Le ministre iranien des Affaires étrangères, Seyed Abbas Araghchi, a annoncé l’ouverture du détroit d’Hormuz à tous les navires commerciaux le 17 avril. Cette déclaration intervient dans le cadre de la trêve de 10 jours entre Israël et le Liban, entrée en vigueur aujourd’hui.
L’ouverture reste néanmoins conditionnelle. Les navires doivent emprunter les itinéraires coordonnés établis par l’Organisation iranienne des ports et de la navigation maritime. Cet accès ne sera possible que pendant la durée restante de la trêve.
Le prix du pétrole recule grâce à la dissipation des craintes sur l’offre
L’annonce a aussitôt déclenché une vague de ventes sur les marchés de l’énergie. Le baril de Brent a chuté de 6,84 %, passant de 99,39 $ le 16 avril à environ 92 $. Le pétrole brut américain a perdu 7,04 % suivant la même tendance.
Le détroit d’Hormuz assure environ 20 % des expéditions mondiales quotidiennes de pétrole et de gaz naturel liquéfié par le biais de ce passage. L’Iran avait en pratique restreint la navigation dans cette voie maritime durant le conflit plus large, faisant dépasser les 100 $ au Brent plus tôt ce mois-ci.

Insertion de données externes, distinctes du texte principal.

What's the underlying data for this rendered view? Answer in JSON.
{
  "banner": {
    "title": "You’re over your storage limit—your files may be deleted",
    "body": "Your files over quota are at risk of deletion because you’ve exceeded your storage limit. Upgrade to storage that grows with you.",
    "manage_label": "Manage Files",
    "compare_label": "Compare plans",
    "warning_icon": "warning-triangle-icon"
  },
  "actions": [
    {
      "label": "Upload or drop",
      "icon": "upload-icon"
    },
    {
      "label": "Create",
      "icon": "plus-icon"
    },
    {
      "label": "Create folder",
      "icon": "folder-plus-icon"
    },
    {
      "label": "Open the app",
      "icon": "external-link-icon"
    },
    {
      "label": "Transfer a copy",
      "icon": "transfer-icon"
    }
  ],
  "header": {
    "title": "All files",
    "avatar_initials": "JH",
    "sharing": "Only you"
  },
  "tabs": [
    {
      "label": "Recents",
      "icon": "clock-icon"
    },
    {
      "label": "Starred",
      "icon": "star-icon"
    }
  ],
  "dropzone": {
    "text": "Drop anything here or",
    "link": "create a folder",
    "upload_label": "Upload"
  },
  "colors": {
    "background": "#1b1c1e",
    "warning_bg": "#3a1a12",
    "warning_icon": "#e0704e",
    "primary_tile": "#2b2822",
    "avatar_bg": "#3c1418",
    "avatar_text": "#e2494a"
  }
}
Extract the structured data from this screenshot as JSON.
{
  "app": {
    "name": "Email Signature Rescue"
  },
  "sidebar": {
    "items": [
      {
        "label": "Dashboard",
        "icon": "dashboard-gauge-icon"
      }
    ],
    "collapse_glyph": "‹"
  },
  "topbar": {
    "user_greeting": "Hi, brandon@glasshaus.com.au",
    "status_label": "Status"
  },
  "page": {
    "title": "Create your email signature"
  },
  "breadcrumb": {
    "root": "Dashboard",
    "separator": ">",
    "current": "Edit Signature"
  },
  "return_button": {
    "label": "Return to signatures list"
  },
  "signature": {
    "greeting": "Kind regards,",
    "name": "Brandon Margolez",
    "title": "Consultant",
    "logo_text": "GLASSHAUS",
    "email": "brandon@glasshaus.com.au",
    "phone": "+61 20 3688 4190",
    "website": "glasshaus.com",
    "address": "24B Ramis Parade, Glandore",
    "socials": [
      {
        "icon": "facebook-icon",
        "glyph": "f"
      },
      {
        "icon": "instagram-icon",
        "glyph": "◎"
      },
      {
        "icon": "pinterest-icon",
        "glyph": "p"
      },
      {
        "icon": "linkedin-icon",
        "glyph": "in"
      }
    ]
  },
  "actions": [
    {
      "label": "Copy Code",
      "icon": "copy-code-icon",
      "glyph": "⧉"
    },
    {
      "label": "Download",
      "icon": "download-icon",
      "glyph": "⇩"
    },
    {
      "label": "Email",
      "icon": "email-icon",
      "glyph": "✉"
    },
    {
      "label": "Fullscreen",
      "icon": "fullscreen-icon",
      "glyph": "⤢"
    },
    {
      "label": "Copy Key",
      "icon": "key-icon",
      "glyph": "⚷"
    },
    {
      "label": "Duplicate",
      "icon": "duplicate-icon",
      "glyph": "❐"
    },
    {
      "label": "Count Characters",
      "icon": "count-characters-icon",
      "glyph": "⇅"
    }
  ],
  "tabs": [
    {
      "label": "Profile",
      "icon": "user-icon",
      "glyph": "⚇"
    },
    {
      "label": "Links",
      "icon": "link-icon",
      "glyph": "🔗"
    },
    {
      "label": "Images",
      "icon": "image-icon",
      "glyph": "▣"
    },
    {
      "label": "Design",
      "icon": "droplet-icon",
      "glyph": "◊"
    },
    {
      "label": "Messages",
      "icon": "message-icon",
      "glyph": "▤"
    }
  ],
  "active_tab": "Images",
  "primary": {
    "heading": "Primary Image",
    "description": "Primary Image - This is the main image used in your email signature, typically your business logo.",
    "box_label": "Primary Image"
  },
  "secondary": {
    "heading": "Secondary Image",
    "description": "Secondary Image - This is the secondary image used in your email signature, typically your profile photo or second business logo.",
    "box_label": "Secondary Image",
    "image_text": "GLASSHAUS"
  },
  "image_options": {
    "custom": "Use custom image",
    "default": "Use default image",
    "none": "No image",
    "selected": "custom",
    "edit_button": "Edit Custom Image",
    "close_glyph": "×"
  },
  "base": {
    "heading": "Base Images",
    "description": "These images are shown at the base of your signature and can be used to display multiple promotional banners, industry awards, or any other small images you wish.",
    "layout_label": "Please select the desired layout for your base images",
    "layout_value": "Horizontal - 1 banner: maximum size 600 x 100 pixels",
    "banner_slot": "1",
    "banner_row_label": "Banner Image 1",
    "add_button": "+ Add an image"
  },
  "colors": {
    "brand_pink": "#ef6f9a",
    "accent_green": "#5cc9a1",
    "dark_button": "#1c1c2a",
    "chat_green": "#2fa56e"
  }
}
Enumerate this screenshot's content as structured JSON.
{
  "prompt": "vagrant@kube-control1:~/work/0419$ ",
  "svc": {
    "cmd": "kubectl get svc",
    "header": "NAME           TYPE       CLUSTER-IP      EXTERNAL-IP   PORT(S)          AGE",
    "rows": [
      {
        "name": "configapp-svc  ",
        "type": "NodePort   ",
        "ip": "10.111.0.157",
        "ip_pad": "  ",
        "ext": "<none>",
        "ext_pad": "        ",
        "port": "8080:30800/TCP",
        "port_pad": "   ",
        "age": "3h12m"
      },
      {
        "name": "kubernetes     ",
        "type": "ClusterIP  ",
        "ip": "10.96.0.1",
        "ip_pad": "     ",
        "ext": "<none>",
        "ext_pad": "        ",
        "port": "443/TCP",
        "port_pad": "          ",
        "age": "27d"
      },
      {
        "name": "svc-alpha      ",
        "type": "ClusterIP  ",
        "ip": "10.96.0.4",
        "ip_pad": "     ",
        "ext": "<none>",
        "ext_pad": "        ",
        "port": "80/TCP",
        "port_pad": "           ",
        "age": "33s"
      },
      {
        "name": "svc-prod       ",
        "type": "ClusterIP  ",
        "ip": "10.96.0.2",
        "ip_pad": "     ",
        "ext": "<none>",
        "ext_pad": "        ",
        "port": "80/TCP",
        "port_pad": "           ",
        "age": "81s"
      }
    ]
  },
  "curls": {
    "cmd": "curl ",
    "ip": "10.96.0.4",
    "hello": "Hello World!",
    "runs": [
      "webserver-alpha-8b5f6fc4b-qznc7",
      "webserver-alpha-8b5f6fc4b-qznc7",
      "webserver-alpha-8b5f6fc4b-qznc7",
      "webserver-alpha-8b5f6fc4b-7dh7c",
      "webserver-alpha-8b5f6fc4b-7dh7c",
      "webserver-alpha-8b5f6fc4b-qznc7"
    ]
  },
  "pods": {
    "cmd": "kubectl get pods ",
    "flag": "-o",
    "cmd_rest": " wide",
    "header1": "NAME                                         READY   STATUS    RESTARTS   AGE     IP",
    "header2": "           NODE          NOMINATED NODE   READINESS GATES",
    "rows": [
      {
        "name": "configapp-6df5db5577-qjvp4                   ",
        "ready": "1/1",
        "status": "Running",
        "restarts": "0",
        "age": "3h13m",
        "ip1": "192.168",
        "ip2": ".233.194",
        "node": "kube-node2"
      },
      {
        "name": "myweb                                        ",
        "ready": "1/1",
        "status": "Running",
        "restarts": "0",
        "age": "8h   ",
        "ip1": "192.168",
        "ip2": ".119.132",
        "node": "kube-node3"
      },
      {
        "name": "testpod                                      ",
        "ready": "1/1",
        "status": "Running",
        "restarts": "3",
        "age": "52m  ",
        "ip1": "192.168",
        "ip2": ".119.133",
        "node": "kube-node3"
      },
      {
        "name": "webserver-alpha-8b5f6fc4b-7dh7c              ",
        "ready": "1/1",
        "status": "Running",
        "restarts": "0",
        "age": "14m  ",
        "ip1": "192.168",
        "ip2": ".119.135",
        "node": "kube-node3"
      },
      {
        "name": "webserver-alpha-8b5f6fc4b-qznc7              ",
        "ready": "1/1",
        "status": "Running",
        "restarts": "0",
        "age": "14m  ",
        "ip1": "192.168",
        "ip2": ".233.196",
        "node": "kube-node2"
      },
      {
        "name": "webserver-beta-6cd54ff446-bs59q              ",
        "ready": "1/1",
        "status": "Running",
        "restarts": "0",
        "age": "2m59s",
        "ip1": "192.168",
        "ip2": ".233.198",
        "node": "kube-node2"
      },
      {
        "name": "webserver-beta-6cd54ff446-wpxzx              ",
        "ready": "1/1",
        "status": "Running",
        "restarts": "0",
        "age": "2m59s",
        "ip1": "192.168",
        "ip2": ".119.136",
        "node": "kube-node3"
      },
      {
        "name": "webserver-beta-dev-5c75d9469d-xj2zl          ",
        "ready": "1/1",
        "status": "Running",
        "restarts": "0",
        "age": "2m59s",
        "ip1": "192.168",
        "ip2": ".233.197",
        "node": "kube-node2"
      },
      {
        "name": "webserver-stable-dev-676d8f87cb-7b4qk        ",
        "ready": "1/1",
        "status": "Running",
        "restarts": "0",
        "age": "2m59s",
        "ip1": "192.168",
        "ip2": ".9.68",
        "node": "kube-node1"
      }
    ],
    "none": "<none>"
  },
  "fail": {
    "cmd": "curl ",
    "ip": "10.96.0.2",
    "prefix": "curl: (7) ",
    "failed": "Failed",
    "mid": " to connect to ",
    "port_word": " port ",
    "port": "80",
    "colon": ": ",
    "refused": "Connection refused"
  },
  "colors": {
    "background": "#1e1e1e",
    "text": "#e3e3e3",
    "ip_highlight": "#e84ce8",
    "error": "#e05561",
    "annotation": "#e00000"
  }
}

Les marchés anticipaient déjà une résolution possible. Le pétrole est passé sous les 95 $ le 14 avril après que la Maison Blanche a laissé entendre des avancées dans les négociations entre les États-Unis et l’Iran.
Trump s’attribue le mérite, Bitcoin progresse
Le président américain Donald Trump a réagi rapidement sur Truth Social, écrivant que « le détroit d’Iran est complètement ouvert et prêt pour une circulation totale ». Il a d’ailleurs employé le terme « détroit d’Iran » au lieu de sa véritable appellation.
La formulation de Trump suggère un accès sans restriction, bien que les conditions posées par l’Iran limitent l’ouverture à la période de trêve et à certains couloirs de navigation.
Au-delà du pétrole, d’autres marchés ont également réagi positivement. Bitcoin (BTC) a gagné 1,59 %, tandis que le S&P 500 avançait de 0,07 %, signe d’un basculement généralisé vers le risque sur les marchés.
Ce soulagement pourrait toutefois n’être que temporaire. La trêve entre Washington et Téhéran expire le 21 avril, et toute violation du cessez-le-feu au Liban pourrait remettre en question l’ouverture du détroit. Par ailleurs, les négociations plus larges sur le programme nucléaire iranien et les sanctions restent dans l’impasse.